Comment des situations de harcèlement scolaire peuvent-elles échapper si longtemps à la vigilance des adultes ?

En France, entre 800 000 à 1 million d’élèves, enfants et adolescents, seraient harcelés chaque année. Au-delà de ce chiffre considérable, une autre inquiétude émerge, relayée notamment par la défenseure des droits, Claire Hédon, celle de la durée du harcèlement. Passé le premier choc d’apprendre que son enfant est harcelé, les parents sont souvent effarés d’apprendre que cette situation dure depuis des mois, parfois des années, sans que personne ne s’en soit aperçu ou n’ait signalé le phénomène.

article par Raphaël Hoch, enseignant chercheur à l’université de Lorraine et publié sur le site theconversation.com, le 1 12 2021

Pour comprendre ce qui amène cette situation de violence particulière à perdurer et à devenir chronique, nous vous proposons d’adopter un regard systémique et de considérer le harcèlement scolaire comme la résultante problématique d’une dynamique de groupe où les élèves sont interdépendants et s’influencent réciproquement dans un contexte particulier. On pourrait le considérer comme une pathologie systémique de la relation

Appréhender la situation de manière systémique nous amène à tenir compte d’un certain nombre d’éléments du contexte – et pas uniquement le binôme harceleur/harcelé – mais, surtout, les relations qu’entretiennent ses éléments entre eux.
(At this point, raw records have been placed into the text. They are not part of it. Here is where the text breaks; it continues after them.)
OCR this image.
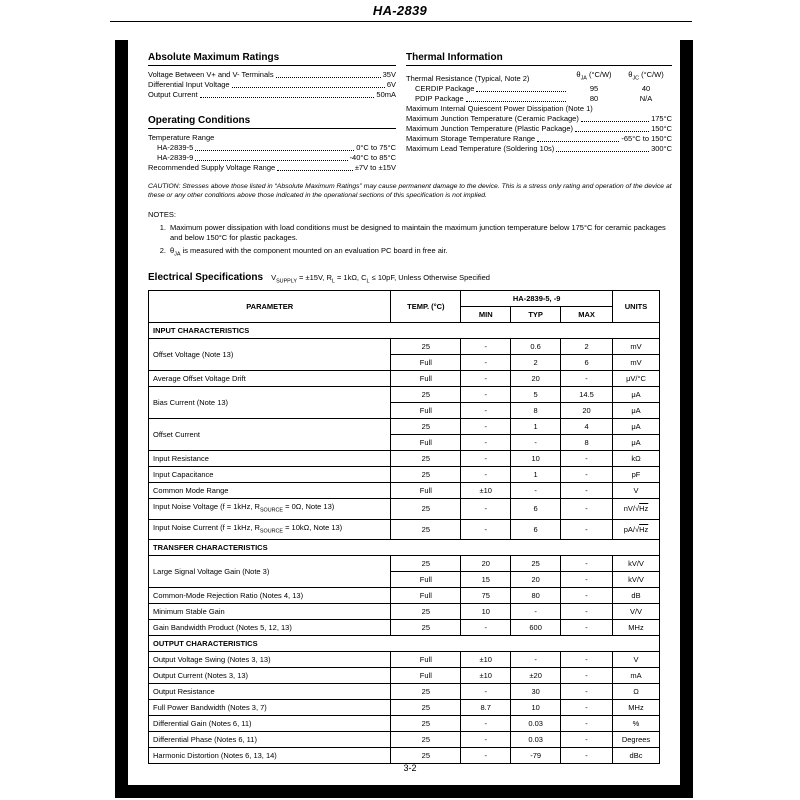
HA-2839
Absolute Maximum Ratings
Voltage Between V+ and V- Terminals	35V
Differential Input Voltage	6V
Output Current	50mA
Operating Conditions
Temperature Range
HA-2839-5	0°C to 75°C
HA-2839-9	-40°C to 85°C
Recommended Supply Voltage Range	±7V to ±15V
Thermal Information
Thermal Resistance (Typical, Note 2)	$\theta_{JA}$ (°C/W)	$\theta_{JC}$ (°C/W)
CERDIP Package	95	40
PDIP Package	80	N/A
Maximum Internal Quiescent Power Dissipation (Note 1)
Maximum Junction Temperature (Ceramic Package)	175°C
Maximum Junction Temperature (Plastic Package)	150°C
Maximum Storage Temperature Range	-65°C to 150°C
Maximum Lead Temperature (Soldering 10s)	300°C
CAUTION: Stresses above those listed in “Absolute Maximum Ratings” may cause permanent damage to the device. This is a stress only rating and operation of the device at these or any other conditions above those indicated in the operational sections of this specification is not implied.
NOTES:
1. Maximum power dissipation with load conditions must be designed to maintain the maximum junction temperature below 175°C for ceramic packages and below 150°C for plastic packages.
2. $\theta_{JA}$ is measured with the component mounted on an evaluation PC board in free air.
Electrical Specifications $V_{SUPPLY} = \pm 15V$, $R_L = 1k\Omega$, $C_L \le 10pF$, Unless Otherwise Specified
PARAMETER	TEMP. (°C)	HA-2839-5, -9			UNITS
		MIN	TYP	MAX	
INPUT CHARACTERISTICS					
Offset Voltage (Note 13)	25	-	0.6	2	mV
	Full	-	2	6	mV
Average Offset Voltage Drift	Full	-	20	-	μV/°C
Bias Current (Note 13)	25	-	5	14.5	μA
	Full	-	8	20	μA
Offset Current	25	-	1	4	μA
	Full	-	-	8	μA
Input Resistance	25	-	10	-	kΩ
Input Capacitance	25	-	1	-	pF
Common Mode Range	Full	±10	-	-	V
Input Noise Voltage (f = 1kHz, $R_{SOURCE} = 0\Omega$, Note 13)	25	-	6	-	nV/√Hz
Input Noise Current (f = 1kHz, $R_{SOURCE} = 10k\Omega$, Note 13)	25	-	6	-	pA/√Hz
TRANSFER CHARACTERISTICS					
Large Signal Voltage Gain (Note 3)	25	20	25	-	kV/V
	Full	15	20	-	kV/V
Common-Mode Rejection Ratio (Notes 4, 13)	Full	75	80	-	dB
Minimum Stable Gain	25	10	-	-	V/V
Gain Bandwidth Product (Notes 5, 12, 13)	25	-	600	-	MHz
OUTPUT CHARACTERISTICS					
Output Voltage Swing (Notes 3, 13)	Full	±10	-	-	V
Output Current (Notes 3, 13)	Full	±10	±20	-	mA
Output Resistance	25	-	30	-	Ω
Full Power Bandwidth (Notes 3, 7)	25	8.7	10	-	MHz
Differential Gain (Notes 6, 11)	25	-	0.03	-	%
Differential Phase (Notes 6, 11)	25	-	0.03	-	Degrees
Harmonic Distortion (Notes 6, 13, 14)	25	-	-79	-	dBc
3-2
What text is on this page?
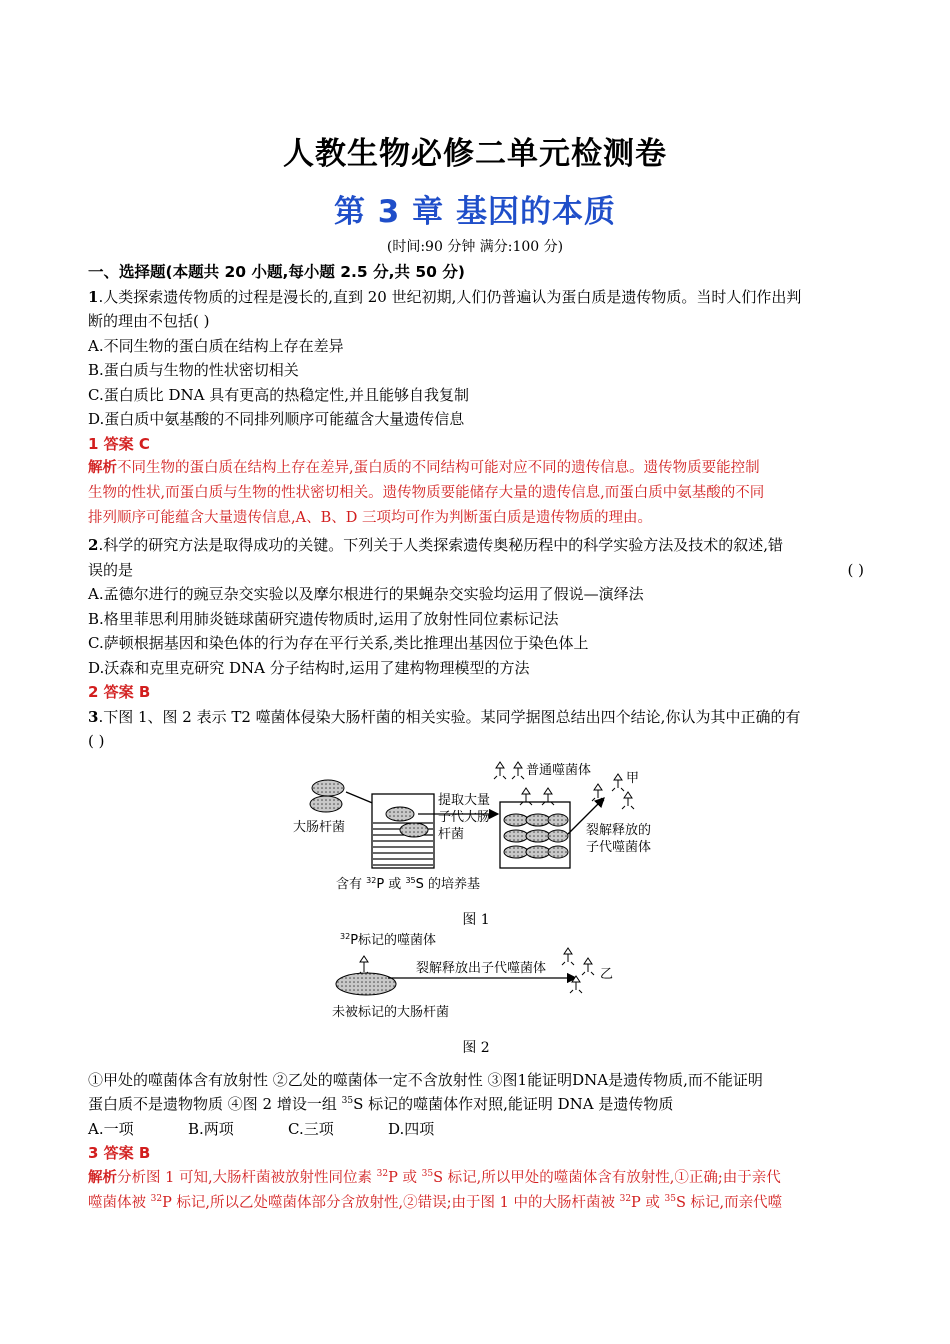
人教生物必修二单元检测卷
第 3 章 基因的本质
(时间:90 分钟 满分:100 分)

一、选择题(本题共 20 小题,每小题 2.5 分,共 50 分)

1.人类探索遗传物质的过程是漫长的,直到 20 世纪初期,人们仍普遍认为蛋白质是遗传物质。当时人们作出判

断的理由不包括( )

A.不同生物的蛋白质在结构上存在差异

B.蛋白质与生物的性状密切相关

C.蛋白质比 DNA 具有更高的热稳定性,并且能够自我复制

D.蛋白质中氨基酸的不同排列顺序可能蕴含大量遗传信息

1 答案 C

解析不同生物的蛋白质在结构上存在差异,蛋白质的不同结构可能对应不同的遗传信息。遗传物质要能控制
生物的性状,而蛋白质与生物的性状密切相关。遗传物质要能储存大量的遗传信息,而蛋白质中氨基酸的不同
排列顺序可能蕴含大量遗传信息,A、B、D 三项均可作为判断蛋白质是遗传物质的理由。

2.科学的研究方法是取得成功的关键。下列关于人类探索遗传奥秘历程中的科学实验方法及技术的叙述,错

误的是	( )

A.孟德尔进行的豌豆杂交实验以及摩尔根进行的果蝇杂交实验均运用了假说—演绎法

B.格里菲思利用肺炎链球菌研究遗传物质时,运用了放射性同位素标记法

C.萨顿根据基因和染色体的行为存在平行关系,类比推理出基因位于染色体上

D.沃森和克里克研究 DNA 分子结构时,运用了建构物理模型的方法

2 答案 B

3.下图 1、图 2 表示 T2 噬菌体侵染大肠杆菌的相关实验。某同学据图总结出四个结论,你认为其中正确的有

( )

大肠杆菌
提取大量
子代大肠
杆菌
普通噬菌体
甲
裂解释放的
子代噬菌体
含有 $^{32}$P 或 $^{35}$S 的培养基
图 1
$^{32}$P标记的噬菌体
裂解释放出子代噬菌体	乙
未被标记的大肠杆菌
图 2

①甲处的噬菌体含有放射性 ②乙处的噬菌体一定不含放射性 ③图1能证明DNA是遗传物质,而不能证明

蛋白质不是遗物物质 ④图 2 增设一组 $^{35}$S 标记的噬菌体作对照,能证明 DNA 是遗传物质

A.一项	B.两项	C.三项	D.四项

3 答案 B

解析分析图 1 可知,大肠杆菌被放射性同位素 $^{32}$P 或 $^{35}$S 标记,所以甲处的噬菌体含有放射性,①正确;由于亲代
噬菌体被 $^{32}$P 标记,所以乙处噬菌体部分含放射性,②错误;由于图 1 中的大肠杆菌被 $^{32}$P 或 $^{35}$S 标记,而亲代噬
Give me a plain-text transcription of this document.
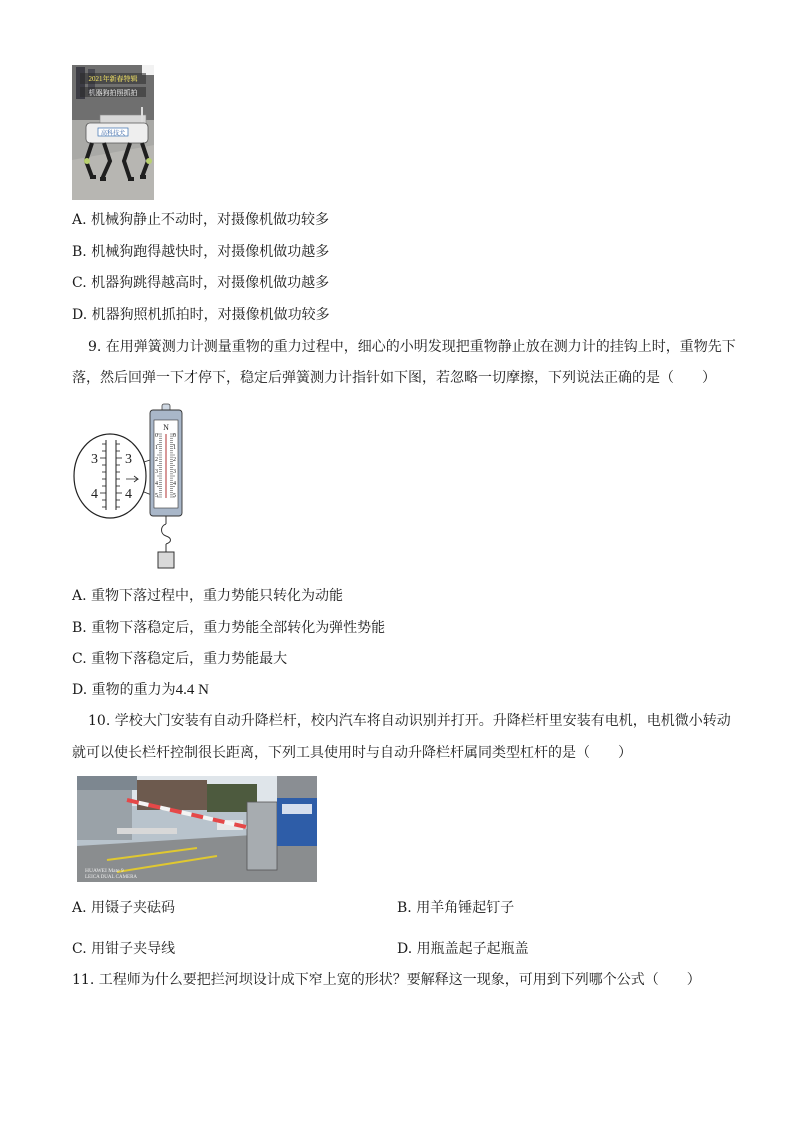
2021年新春特辑
机器狗拍照抓拍
高科技犬
A. 机械狗静止不动时，对摄像机做功较多
B. 机械狗跑得越快时，对摄像机做功越多
C. 机器狗跳得越高时，对摄像机做功越多
D. 机器狗照机抓拍时，对摄像机做功较多
9. 在用弹簧测力计测量重物的重力过程中，细心的小明发现把重物静止放在测力计的挂钩上时，重物先下
落，然后回弹一下才停下，稳定后弹簧测力计指针如下图，若忽略一切摩擦，下列说法正确的是（　　）
3
4
3
4
N
0
1
2
3
4
5
0
1
2
3
4
5
A. 重物下落过程中，重力势能只转化为动能
B. 重物下落稳定后，重力势能全部转化为弹性势能
C. 重物下落稳定后，重力势能最大
D. 重物的重力为4.4 N
10. 学校大门安装有自动升降栏杆，校内汽车将自动识别并打开。升降栏杆里安装有电机，电机微小转动
就可以使长栏杆控制很长距离，下列工具使用时与自动升降栏杆属同类型杠杆的是（　　）
HUAWEI Mate 9
LEICA DUAL CAMERA
A. 用镊子夹砝码	B. 用羊角锤起钉子
C. 用钳子夹导线	D. 用瓶盖起子起瓶盖
11. 工程师为什么要把拦河坝设计成下窄上宽的形状？要解释这一现象，可用到下列哪个公式（　　）
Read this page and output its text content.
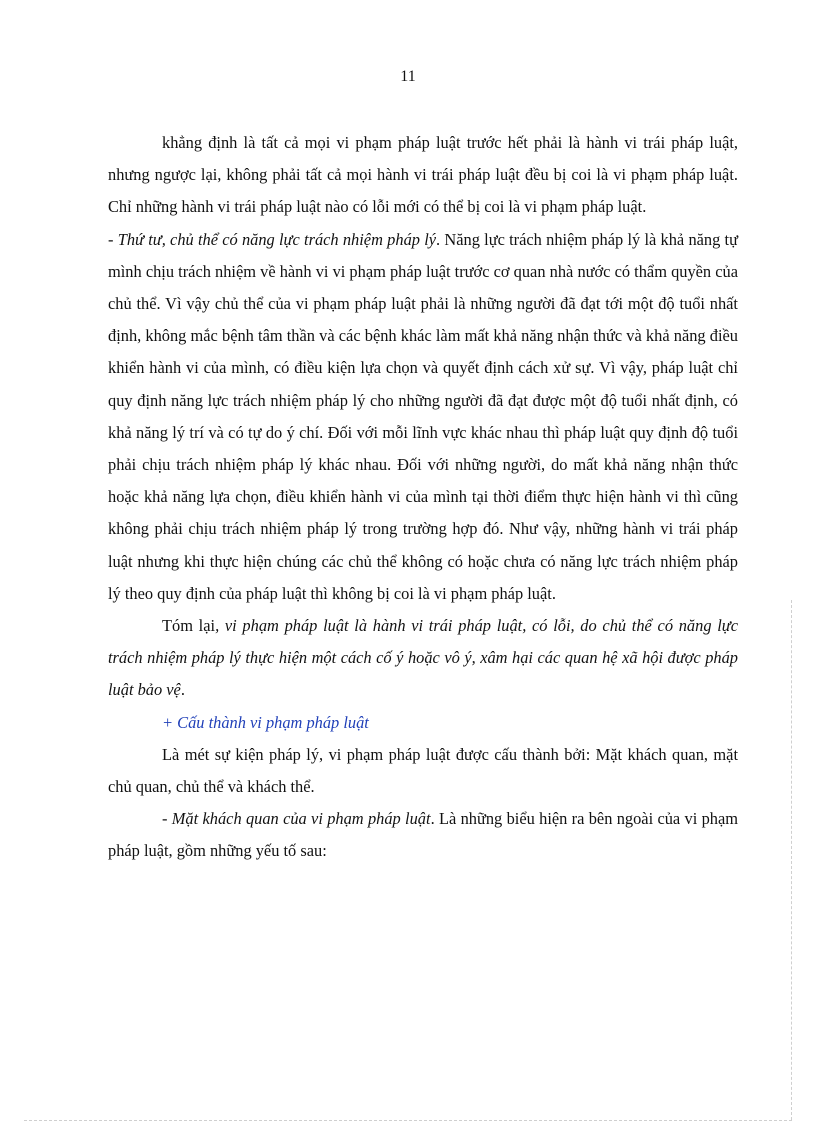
11

khẳng định là tất cả mọi vi phạm pháp luật trước hết phải là hành vi trái pháp luật, nhưng ngược lại, không phải tất cả mọi hành vi trái pháp luật đều bị coi là vi phạm pháp luật. Chỉ những hành vi trái pháp luật nào có lỗi mới có thể bị coi là vi phạm pháp luật.

- Thứ tư, chủ thể có năng lực trách nhiệm pháp lý. Năng lực trách nhiệm pháp lý là khả năng tự mình chịu trách nhiệm về hành vi vi phạm pháp luật trước cơ quan nhà nước có thẩm quyền của chủ thể. Vì vậy chủ thể của vi phạm pháp luật phải là những người đã đạt tới một độ tuổi nhất định, không mắc bệnh tâm thần và các bệnh khác làm mất khả năng nhận thức và khả năng điều khiển hành vi của mình, có điều kiện lựa chọn và quyết định cách xử sự. Vì vậy, pháp luật chỉ quy định năng lực trách nhiệm pháp lý cho những người đã đạt được một độ tuổi nhất định, có khả năng lý trí và có tự do ý chí. Đối với mỗi lĩnh vực khác nhau thì pháp luật quy định độ tuổi phải chịu trách nhiệm pháp lý khác nhau. Đối với những người, do mất khả năng nhận thức hoặc khả năng lựa chọn, điều khiển hành vi của mình tại thời điểm thực hiện hành vi thì cũng không phải chịu trách nhiệm pháp lý trong trường hợp đó. Như vậy, những hành vi trái pháp luật nhưng khi thực hiện chúng các chủ thể không có hoặc chưa có năng lực trách nhiệm pháp lý theo quy định của pháp luật thì không bị coi là vi phạm pháp luật.

Tóm lại, vi phạm pháp luật là hành vi trái pháp luật, có lỗi, do chủ thể có năng lực trách nhiệm pháp lý thực hiện một cách cố ý hoặc vô ý, xâm hại các quan hệ xã hội được pháp luật bảo vệ.

+ Cấu thành vi phạm pháp luật

Là mét sự kiện pháp lý, vi phạm pháp luật được cấu thành bởi: Mặt khách quan, mặt chủ quan, chủ thể và khách thể.

- Mặt khách quan của vi phạm pháp luật. Là những biểu hiện ra bên ngoài của vi phạm pháp luật, gồm những yếu tố sau:
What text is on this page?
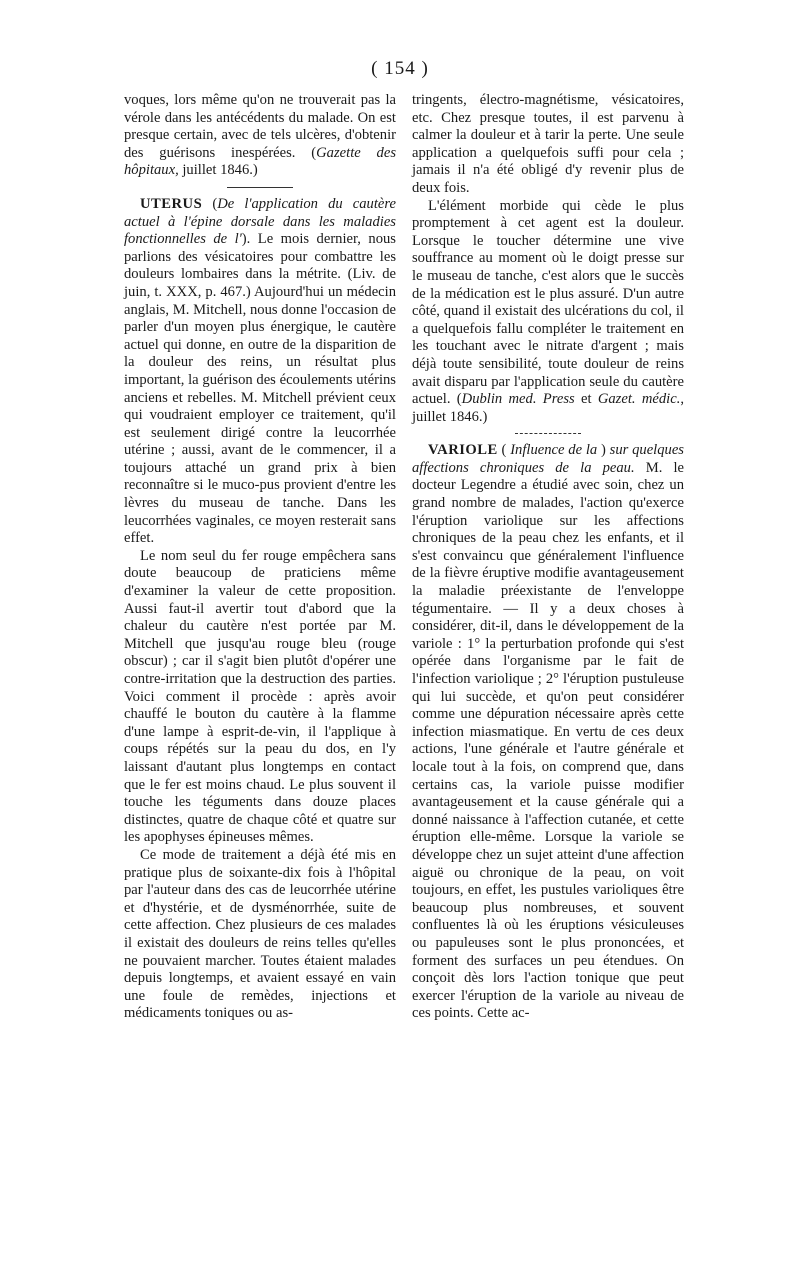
( 154 )

voques, lors même qu'on ne trouverait pas la vérole dans les antécédents du malade. On est presque certain, avec de tels ulcères, d'obtenir des guérisons inespérées. (Gazette des hôpitaux, juillet 1846.)

UTERUS (De l'application du cautère actuel à l'épine dorsale dans les maladies fonctionnelles de l'). Le mois dernier, nous parlions des vésicatoires pour combattre les douleurs lombaires dans la métrite. (Liv. de juin, t. XXX, p. 467.) Aujourd'hui un médecin anglais, M. Mitchell, nous donne l'occasion de parler d'un moyen plus énergique, le cautère actuel qui donne, en outre de la disparition de la douleur des reins, un résultat plus important, la guérison des écoulements utérins anciens et rebelles. M. Mitchell prévient ceux qui voudraient employer ce traitement, qu'il est seulement dirigé contre la leucorrhée utérine ; aussi, avant de le commencer, il a toujours attaché un grand prix à bien reconnaître si le muco-pus provient d'entre les lèvres du museau de tanche. Dans les leucorrhées vaginales, ce moyen resterait sans effet.

Le nom seul du fer rouge empêchera sans doute beaucoup de praticiens même d'examiner la valeur de cette proposition. Aussi faut-il avertir tout d'abord que la chaleur du cautère n'est portée par M. Mitchell que jusqu'au rouge bleu (rouge obscur) ; car il s'agit bien plutôt d'opérer une contre-irritation que la destruction des parties. Voici comment il procède : après avoir chauffé le bouton du cautère à la flamme d'une lampe à esprit-de-vin, il l'applique à coups répétés sur la peau du dos, en l'y laissant d'autant plus longtemps en contact que le fer est moins chaud. Le plus souvent il touche les téguments dans douze places distinctes, quatre de chaque côté et quatre sur les apophyses épineuses mêmes.

Ce mode de traitement a déjà été mis en pratique plus de soixante-dix fois à l'hôpital par l'auteur dans des cas de leucorrhée utérine et d'hystérie, et de dysménorrhée, suite de cette affection. Chez plusieurs de ces malades il existait des douleurs de reins telles qu'elles ne pouvaient marcher. Toutes étaient malades depuis longtemps, et avaient essayé en vain une foule de remèdes, injections et médicaments toniques ou as-

tringents, électro-magnétisme, vésicatoires, etc. Chez presque toutes, il est parvenu à calmer la douleur et à tarir la perte. Une seule application a quelquefois suffi pour cela ; jamais il n'a été obligé d'y revenir plus de deux fois.

L'élément morbide qui cède le plus promptement à cet agent est la douleur. Lorsque le toucher détermine une vive souffrance au moment où le doigt presse sur le museau de tanche, c'est alors que le succès de la médication est le plus assuré. D'un autre côté, quand il existait des ulcérations du col, il a quelquefois fallu compléter le traitement en les touchant avec le nitrate d'argent ; mais déjà toute sensibilité, toute douleur de reins avait disparu par l'application seule du cautère actuel. (Dublin med. Press et Gazet. médic., juillet 1846.)

VARIOLE ( Influence de la ) sur quelques affections chroniques de la peau. M. le docteur Legendre a étudié avec soin, chez un grand nombre de malades, l'action qu'exerce l'éruption variolique sur les affections chroniques de la peau chez les enfants, et il s'est convaincu que généralement l'influence de la fièvre éruptive modifie avantageusement la maladie préexistante de l'enveloppe tégumentaire. — Il y a deux choses à considérer, dit-il, dans le développement de la variole : 1° la perturbation profonde qui s'est opérée dans l'organisme par le fait de l'infection variolique ; 2° l'éruption pustuleuse qui lui succède, et qu'on peut considérer comme une dépuration nécessaire après cette infection miasmatique. En vertu de ces deux actions, l'une générale et l'autre générale et locale tout à la fois, on comprend que, dans certains cas, la variole puisse modifier avantageusement et la cause générale qui a donné naissance à l'affection cutanée, et cette éruption elle-même. Lorsque la variole se développe chez un sujet atteint d'une affection aiguë ou chronique de la peau, on voit toujours, en effet, les pustules varioliques être beaucoup plus nombreuses, et souvent confluentes là où les éruptions vésiculeuses ou papuleuses sont le plus prononcées, et forment des surfaces un peu étendues. On conçoit dès lors l'action tonique que peut exercer l'éruption de la variole au niveau de ces points. Cette ac-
Pour analyser le harcèlement et son caractère durable, nous retenons les critères suivants : le groupe de témoins, le type de harcèlement, l’environnement à savoir l’établissement scolaire, le corps enseignant, le harcelé et le harceleur. L’ordre d’énumération ne reflète pas un caractère d’importance.

Le binôme harceleur/harcelé
En premier lieu, le phénomène de harcèlement perdure parce que les protagonistes de la situation n’ont pas intérêt, pour des raisons évidemment différentes, à en parler à des adultes.

Le harceleur est souvent une personne « populaire » pour qui le harcèlement permet précisément d’acquérir ou de maintenir une position sociale dominante dans le groupe de pairs. C’est pour cette raison qu’il n’a aucune raison d’arrêter. Pour cela, harceler « efficacement » requiert une grande habileté à manœuvrer sa ou ses victimes mais également les témoins présents afin qu’ils ne s’opposent pas à ces agressions.

Même si cela peut paraître paradoxal, la victime de harcèlement hésite à en parler à des adultes (22 % des enfants harcelés à l’école « n’en parlent à personne ») pour deux raisons principales. La première, assez évidente, est que la dénonciation est synonyme de trahison, l’élève devient un « poucave » et, souvent, les représailles ne se font pas attendre et la violence redouble, on lui fait payer la note. La seconde s’incarne dans le fait que les victimes ne veulent pas inquiéter leurs parents, voire leur faire de la peine.